In order to assess the performance of the filters, a semi-industrial 75-liter fed-batch crystallizer has been taken as a benchmark; the process at hand is adequately represented by a moment model consisting of the first five leading moments of the crystal size distribution and the solute concentration balance. The performance of the filters has been evaluated in the closed-loop mode in terms of their estimation accuracy and computational burden. In various tests, the effect of different sources of error on performance deterioration of the model-based control strategy due to poor state estimation has also been investigated.

The results of this study clearly indicate the importance of assessing various characteristics of an observation technique in the receding horizon framework when the observer is to be designed for a real-time model-based control application. The simulation results reveal that all three filters exhibit almost the same estimation accuracy, though the EnKF has a somewhat higher computational burden in the closed-loop mode. Fairly smooth state profiles are however obtained using the EnKF as its tuning can be done more easily than the other filters. Furthermore, the closed-loop tests show that in the presence of plant-model mismatch and uncertain initial conditions all the filtering techniques fail to satisfactorily fulfill the control objective, which is to follow a predetermined growth rate reference trajectory. This necessitates the addition of extra system states, the so-called augmented states, in order to restore the effectiveness of the control strategy. The augmented states enable us to account for biased state estimations in the observer. This issue is currently being investigated.

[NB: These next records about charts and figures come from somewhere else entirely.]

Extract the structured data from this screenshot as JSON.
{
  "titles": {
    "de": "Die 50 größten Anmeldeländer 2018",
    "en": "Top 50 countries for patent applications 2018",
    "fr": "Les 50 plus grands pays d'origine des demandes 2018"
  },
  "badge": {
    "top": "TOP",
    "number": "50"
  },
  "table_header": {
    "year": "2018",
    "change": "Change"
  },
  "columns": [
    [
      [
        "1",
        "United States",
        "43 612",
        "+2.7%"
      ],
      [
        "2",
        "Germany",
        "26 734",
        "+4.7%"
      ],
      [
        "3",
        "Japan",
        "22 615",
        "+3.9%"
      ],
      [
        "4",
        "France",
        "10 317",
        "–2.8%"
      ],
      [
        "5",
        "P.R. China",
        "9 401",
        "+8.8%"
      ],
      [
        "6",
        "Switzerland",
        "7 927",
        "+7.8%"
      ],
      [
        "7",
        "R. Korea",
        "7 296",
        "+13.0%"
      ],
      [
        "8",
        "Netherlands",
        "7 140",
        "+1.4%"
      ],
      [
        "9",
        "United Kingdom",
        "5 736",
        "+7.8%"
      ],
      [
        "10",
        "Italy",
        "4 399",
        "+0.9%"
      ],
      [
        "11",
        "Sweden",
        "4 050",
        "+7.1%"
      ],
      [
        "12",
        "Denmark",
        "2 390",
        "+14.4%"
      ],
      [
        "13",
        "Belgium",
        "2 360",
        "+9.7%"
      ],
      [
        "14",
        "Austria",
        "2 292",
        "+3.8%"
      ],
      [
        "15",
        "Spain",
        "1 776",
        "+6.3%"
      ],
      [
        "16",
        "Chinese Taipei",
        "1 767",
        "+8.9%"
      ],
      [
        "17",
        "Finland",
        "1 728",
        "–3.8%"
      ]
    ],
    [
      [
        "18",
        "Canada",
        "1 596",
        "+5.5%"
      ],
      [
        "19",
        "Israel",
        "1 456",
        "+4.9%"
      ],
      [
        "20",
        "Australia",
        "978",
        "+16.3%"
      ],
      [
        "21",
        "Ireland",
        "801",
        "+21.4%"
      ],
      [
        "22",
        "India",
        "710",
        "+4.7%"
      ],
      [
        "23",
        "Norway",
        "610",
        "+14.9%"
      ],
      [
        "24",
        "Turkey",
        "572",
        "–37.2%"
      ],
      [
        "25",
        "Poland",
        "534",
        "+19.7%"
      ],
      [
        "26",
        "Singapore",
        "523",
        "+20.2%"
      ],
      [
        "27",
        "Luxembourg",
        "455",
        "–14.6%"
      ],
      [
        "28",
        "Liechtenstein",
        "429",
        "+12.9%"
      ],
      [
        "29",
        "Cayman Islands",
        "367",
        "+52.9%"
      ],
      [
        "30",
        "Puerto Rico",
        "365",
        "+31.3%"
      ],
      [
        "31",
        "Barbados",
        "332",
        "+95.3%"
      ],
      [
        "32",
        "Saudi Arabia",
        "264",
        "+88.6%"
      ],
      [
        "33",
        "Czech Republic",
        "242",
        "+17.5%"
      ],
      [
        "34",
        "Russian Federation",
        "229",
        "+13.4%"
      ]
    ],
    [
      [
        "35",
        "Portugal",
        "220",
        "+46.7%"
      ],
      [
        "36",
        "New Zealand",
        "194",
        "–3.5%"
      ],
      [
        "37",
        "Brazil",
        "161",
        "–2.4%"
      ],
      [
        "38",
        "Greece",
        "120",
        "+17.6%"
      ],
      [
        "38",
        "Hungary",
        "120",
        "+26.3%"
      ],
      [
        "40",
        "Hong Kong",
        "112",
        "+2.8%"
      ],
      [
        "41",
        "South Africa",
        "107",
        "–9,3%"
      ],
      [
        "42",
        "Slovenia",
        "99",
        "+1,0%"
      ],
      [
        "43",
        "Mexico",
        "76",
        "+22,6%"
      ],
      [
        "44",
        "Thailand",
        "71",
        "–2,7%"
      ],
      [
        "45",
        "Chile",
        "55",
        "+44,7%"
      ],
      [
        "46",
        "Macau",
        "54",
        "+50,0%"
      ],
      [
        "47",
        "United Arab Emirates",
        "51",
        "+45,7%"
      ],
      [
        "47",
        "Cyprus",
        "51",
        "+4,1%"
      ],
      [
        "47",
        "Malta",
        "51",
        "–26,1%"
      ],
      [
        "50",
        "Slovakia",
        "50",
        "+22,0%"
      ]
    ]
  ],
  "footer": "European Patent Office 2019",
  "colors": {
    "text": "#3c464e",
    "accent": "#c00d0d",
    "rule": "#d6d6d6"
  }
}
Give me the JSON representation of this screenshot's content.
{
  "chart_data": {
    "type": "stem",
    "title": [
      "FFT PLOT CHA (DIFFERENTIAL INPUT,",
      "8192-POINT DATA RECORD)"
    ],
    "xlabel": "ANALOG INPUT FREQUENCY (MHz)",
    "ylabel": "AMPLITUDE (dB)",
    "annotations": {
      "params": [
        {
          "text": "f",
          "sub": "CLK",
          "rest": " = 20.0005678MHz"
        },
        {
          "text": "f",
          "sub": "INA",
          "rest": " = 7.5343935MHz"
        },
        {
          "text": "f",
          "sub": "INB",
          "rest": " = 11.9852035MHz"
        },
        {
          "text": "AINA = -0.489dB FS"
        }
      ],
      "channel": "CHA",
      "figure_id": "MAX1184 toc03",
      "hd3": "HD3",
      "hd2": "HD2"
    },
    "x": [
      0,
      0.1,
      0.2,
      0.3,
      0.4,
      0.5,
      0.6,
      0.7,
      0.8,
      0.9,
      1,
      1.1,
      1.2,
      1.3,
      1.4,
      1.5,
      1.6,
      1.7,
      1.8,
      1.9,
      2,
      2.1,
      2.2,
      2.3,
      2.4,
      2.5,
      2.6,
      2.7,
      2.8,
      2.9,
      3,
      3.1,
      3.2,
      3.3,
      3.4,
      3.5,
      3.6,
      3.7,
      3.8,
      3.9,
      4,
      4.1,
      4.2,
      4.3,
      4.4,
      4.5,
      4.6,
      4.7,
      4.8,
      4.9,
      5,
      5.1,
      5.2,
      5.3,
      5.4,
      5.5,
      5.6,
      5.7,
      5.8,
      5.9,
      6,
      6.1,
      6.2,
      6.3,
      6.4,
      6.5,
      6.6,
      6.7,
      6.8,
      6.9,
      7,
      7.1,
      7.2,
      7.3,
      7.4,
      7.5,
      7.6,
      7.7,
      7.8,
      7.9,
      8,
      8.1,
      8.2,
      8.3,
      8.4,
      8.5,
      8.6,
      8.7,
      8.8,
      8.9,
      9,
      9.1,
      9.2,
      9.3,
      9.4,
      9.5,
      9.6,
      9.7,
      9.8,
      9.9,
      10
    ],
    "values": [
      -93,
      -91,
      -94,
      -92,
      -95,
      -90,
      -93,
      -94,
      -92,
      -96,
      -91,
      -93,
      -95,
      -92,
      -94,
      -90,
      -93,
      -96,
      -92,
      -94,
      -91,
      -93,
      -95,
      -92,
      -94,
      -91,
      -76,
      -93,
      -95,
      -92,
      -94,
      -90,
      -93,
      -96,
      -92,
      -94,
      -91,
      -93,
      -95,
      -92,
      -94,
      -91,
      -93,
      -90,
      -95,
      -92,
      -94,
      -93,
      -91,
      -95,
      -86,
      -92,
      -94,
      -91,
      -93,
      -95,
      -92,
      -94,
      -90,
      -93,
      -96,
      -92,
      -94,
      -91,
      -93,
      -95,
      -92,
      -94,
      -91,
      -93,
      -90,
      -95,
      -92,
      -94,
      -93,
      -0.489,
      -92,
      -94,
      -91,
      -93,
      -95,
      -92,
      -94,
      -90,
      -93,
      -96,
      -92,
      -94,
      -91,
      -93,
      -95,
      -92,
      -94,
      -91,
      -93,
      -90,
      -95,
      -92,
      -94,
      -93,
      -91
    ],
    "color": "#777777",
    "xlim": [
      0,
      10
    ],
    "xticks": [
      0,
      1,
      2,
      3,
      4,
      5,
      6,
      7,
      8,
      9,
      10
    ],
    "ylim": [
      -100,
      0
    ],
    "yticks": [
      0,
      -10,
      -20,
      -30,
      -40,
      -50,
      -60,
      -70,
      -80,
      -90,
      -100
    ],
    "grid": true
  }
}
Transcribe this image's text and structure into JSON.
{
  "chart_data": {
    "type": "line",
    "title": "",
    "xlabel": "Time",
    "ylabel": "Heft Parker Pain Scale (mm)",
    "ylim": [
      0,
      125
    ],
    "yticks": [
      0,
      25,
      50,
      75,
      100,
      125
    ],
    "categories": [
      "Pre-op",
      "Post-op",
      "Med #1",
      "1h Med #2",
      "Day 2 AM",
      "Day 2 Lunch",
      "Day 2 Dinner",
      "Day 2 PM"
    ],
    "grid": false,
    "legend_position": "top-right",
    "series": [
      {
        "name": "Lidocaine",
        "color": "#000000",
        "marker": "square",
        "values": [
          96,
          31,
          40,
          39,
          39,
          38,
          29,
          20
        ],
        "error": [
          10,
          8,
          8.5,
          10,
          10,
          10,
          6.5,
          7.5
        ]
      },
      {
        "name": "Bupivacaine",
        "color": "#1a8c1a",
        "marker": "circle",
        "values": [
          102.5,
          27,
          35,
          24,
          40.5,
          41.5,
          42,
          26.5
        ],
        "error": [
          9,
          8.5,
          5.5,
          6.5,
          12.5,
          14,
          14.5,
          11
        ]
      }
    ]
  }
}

[1] A. Mesbah, A.N. Kalbasenka, A.E.M. Huesman, H.J.M. Kramer and P.M.J. Van den Hof. Real-time dynamic optimization of batch crystallization processes. In the Proceedings of the 17th IFAC Congress, p. 3246-3251, Seoul, July 2008.

[2] Z.K. Nagy. Model based control approach for batch crystallization product design. In the Proceedings of the 17th IFAC Congress, p. 970-975, Seoul, July 2008.

[3] G. Evensen. The ensemble Kalman filter: theoretical formulation and practical implementation. Ocean dynamics, 2003.

[4] R. van der Merwe and E. Wan. Sigma-point Kalman filters for probabilistic inference in dynamic state-space models. In the Proceedings of the Workshop on Advances in Machine Learning, Montreal, 2003.